The most humorous part was reducing the school week to 4 days and increasing the hours per day to 9.5 to 10 hours those 4 days. Show me a school age kid that will sit in a classroom in a teachable frame of mind for that many hours and I will show you a kid that is over stimulated from hours at school and extra homework demands from it, beyond exhausted up most of the night doing homework or work and homework, plus the after school extra-cirriculars they may get home by 8 or 9 maybe. Now you also have a weekday without school but parents would still be working, which creates a higher demand on the family budget for daycare or babysitter for the younger ones, and more time for the older ones to watch TV or play those video games all day eating I am sure very nutritious snacks that will not add to the obesity issue. I am sure those video games are very educational teaching all kinds of good things relating to all the cuts of classes the schools would have to make. Maybe they will go to the public library to check out all the porn they have head so much about lately, the horror…
Before you go and holler about the schools needing more money take the time to find out why and what drastic measures they will have to take to get it otherwise. Don't just educate yourself from just the conservative aspect; look at the liberal side as well. Somewhere in the middle is the answer. We all know that these are fiscally tough times for every family but to push it onto our children's shoulders and the effect it would have on them in the future for college entrance or employment if kid wants to go into business or the tech industry we would be sending them to college or out into the world much farther behind than other districts. Our kids would be at a severe disadvantage competitively they wouldn't make it past the first cut. Think about that. Talk to an educator as I did, ask them what they think about this and how they think it would impact their ability to continue the quality education they give our kids now with longer days, less teachers and aids, no counselors or social workers to offer student support, higher class sizes and more classes to teach. Ask that educator if all of these cuts are done and they don't get a salary increase for all the extra time they would be mandated to teach added classes that if another district offered them a job with the same responsibilities but a salary increase would they go. Let me answer that for many of them, in a second. Try to find quality educators to come and teach in West Bend when we get a reputation for not caring about our kid's futures and ability to merge into adult society successfully.

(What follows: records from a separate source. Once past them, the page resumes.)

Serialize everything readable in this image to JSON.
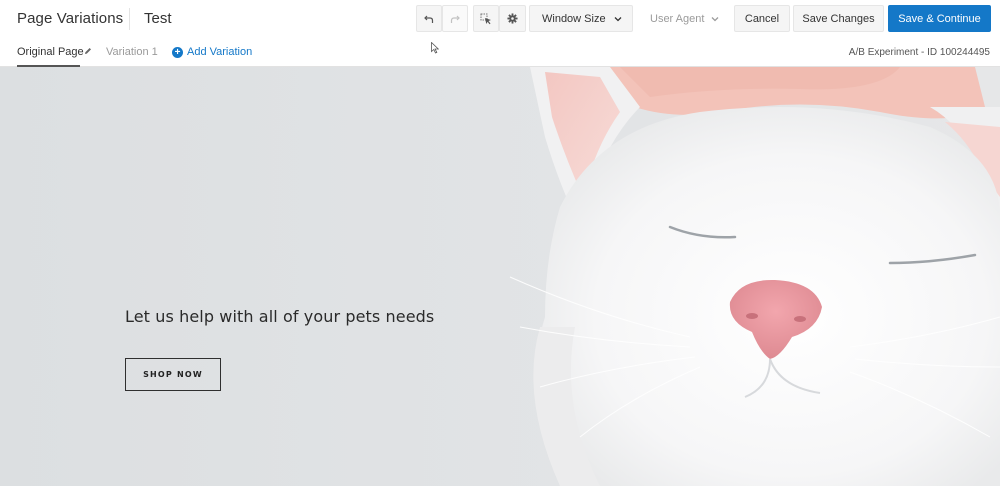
{
  "header": {
    "app_title": "Page Variations",
    "page_name": "Test"
  },
  "toolbar": {
    "undo_icon": "undo-icon",
    "redo_icon": "redo-icon",
    "select_icon": "element-select-icon",
    "settings_icon": "gear-icon",
    "window_size_label": "Window Size",
    "user_agent_label": "User Agent",
    "cancel_label": "Cancel",
    "save_label": "Save Changes",
    "continue_label": "Save & Continue"
  },
  "tabs": {
    "original_label": "Original Page",
    "variation_label": "Variation 1",
    "add_variation_label": "Add Variation",
    "experiment_label": "A/B Experiment - ID 100244495"
  },
  "preview": {
    "headline": "Let us help with all of your pets needs",
    "cta_label": "SHOP NOW"
  },
  "colors": {
    "accent": "#1478c8",
    "hero_background": "#dfe1e3"
  }
}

Stop thinking about this as what this levy would do to you, and ask yourself what it would do to all the kids. Is $100.00 bucks or so a year worth under educating them? No! Take the 10 bucks a month you spend on fast food, coffee, case of soda, or something and set it aside at the end of the year you will be up $200.00 bucks.
The district did not set out secretly planning ways to 'get' the taxpayers. The district was put in this mess by the state cutting their funds without telling them before this year's budget had to be completed. Pat Herdrich or any other school official is not trying to screw anyone or squeeze more money out of people to spend on extra candy vending machines or so the admin and teachers can give themselves all raises and fly to Europe for fun. They are asking for it so classes are not cut, teachers let go, and in the end, the students are the ones left with the consequences. This is defiantly a NEED not a WANT.